Because the Common Core State Standards require students to read more nonfiction in school, some fear that the ELA classroom will lose its focus on literature and instead become a tedious slog through dry informational texts.

That doesn't have to happen! One way to avoid this future is to use informational texts to support the literature you use in your classroom. Here are a few informational texts you can use as supplements when teaching Romeo and Juliet.

The Globe Theater

This collection of videos (part of the Shakespeare Uncovered series) from PBS Learning Media is all about the Globe Theatre's history and impact. The second video, titled "The Globe is the Stage for Shakespeare" is particularly useful, as it discusses the impact of the audience and the Globe's design on performances of Shakespeare's works.

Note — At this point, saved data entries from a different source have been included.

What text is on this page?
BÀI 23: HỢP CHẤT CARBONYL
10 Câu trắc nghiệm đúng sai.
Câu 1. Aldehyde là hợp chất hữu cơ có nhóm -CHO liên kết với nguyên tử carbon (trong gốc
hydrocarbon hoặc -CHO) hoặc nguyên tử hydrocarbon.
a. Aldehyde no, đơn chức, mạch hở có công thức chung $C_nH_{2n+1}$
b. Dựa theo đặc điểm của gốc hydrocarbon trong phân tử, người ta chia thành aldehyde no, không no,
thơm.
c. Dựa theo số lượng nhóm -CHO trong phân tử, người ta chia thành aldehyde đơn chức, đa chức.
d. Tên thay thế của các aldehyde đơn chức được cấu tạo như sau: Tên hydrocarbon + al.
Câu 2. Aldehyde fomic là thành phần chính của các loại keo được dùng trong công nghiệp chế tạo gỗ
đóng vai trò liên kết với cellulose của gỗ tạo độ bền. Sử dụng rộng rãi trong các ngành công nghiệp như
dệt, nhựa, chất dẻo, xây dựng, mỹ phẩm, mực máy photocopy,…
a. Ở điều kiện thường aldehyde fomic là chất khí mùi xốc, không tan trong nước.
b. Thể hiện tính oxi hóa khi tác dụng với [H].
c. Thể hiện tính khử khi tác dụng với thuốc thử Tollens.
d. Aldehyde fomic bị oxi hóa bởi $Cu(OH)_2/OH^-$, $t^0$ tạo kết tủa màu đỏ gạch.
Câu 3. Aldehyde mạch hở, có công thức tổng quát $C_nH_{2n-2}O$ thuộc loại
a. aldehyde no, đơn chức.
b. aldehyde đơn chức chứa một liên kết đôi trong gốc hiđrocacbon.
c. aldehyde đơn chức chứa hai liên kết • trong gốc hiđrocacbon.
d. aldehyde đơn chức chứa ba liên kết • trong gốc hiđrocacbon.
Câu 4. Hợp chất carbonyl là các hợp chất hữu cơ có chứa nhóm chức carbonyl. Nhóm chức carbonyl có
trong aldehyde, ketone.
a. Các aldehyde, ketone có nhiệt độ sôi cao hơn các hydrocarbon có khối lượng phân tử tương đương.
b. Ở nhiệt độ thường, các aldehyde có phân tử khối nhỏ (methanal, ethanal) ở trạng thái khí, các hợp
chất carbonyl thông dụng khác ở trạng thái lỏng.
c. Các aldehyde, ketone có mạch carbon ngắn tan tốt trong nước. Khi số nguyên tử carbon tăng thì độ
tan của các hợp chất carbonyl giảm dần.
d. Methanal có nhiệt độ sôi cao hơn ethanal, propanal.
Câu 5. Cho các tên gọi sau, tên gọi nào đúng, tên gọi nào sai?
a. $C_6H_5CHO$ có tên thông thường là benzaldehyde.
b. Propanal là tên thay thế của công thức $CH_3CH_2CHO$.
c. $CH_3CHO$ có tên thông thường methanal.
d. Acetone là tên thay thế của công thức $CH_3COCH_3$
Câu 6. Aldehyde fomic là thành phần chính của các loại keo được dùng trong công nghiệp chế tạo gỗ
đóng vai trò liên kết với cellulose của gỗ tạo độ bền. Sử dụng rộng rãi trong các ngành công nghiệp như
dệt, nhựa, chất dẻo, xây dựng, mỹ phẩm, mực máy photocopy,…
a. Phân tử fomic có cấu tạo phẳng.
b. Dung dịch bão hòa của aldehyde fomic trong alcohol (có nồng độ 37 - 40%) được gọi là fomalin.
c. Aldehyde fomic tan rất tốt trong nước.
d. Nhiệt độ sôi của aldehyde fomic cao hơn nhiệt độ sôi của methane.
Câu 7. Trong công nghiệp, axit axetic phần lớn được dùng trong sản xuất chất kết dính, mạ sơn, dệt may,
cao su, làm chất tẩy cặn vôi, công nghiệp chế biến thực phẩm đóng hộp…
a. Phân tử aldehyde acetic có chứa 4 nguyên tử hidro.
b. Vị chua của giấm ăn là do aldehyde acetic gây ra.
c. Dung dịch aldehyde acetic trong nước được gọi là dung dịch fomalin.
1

"The Visual Artistry of Romeo and Juliet"

This critical essay speaks to the visual impact of Romeo and Juliet, using the play's introduction to kick off the author's argument: Romeo and Juliet is an especially visual play for the time, and it marries words and stage actions in a way that intensifies the effects of both on the audience.

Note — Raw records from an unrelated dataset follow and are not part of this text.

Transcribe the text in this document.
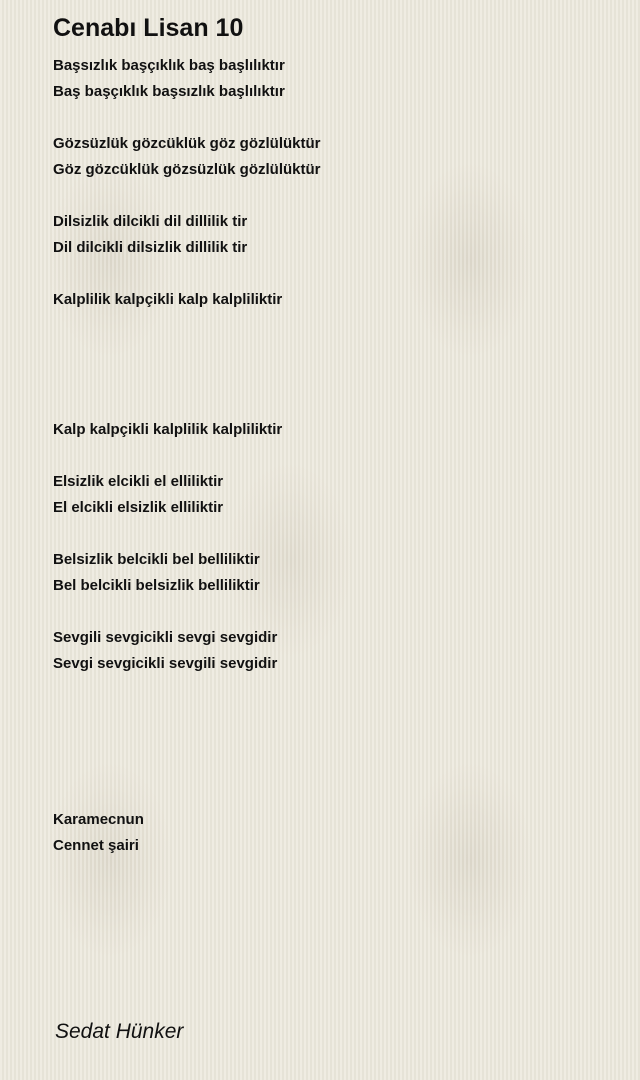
Cenabı Lisan 10
Başsızlık başçıklık baş başlılıktır
Baş başçıklık başsızlık başlılıktır
Gözsüzlük gözcüklük göz gözlülüktür
Göz gözcüklük gözsüzlük gözlülüktür
Dilsizlik dilcikli dil dillilik tir
Dil dilcikli dilsizlik dillilik tir
Kalplilik kalpçikli kalp kalpliliktir
Kalp kalpçikli kalplilik kalpliliktir
Elsizlik elcikli el elliliktir
El elcikli elsizlik elliliktir
Belsizlik belcikli bel belliliktir
Bel belcikli belsizlik belliliktir
Sevgili sevgicikli sevgi sevgidir
Sevgi sevgicikli sevgili sevgidir
Karamecnun
Cennet şairi
Sedat Hünker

The essay is available here, for free, but you need to create a JSTOR account (also free!) to read it.

The Poetics of Aristotle

Aristotle's Poetics discusses writing in several genres, but it's Aristotle's opinions about dramatic works that will be most relevant to students analyzing Romeo and Juliet. The Poetics was one of the first, if not the first, works to examine literature as an art form and was a major influence on literary theory.

Aristotle had quite a bit to say about tragedy and the qualities that make a good tragedy. Your students could read these sections of Poetics and have some great discussions: Does Romeo and Juliet adhere to Aristotle's ideas? Is Aristotle's definition of a tragedy still relevant for works being produced today?

This can lead to comparing Romeo and Juliet to other works of tragedy, including more contemporary works like Death of a Salesman, and examining them through the lens of Aristotle's Poetics. Examining more tragedies and questioning whether they meet Aristotle's requirements can only lead to a fuller understanding of what makes tragedies tick.

Students can read the Poetics here. Aristotle begins dissecting the genre of tragedy in section VI, but the previous sections offer valuable tidbits of information about both tragedy and epic poetry.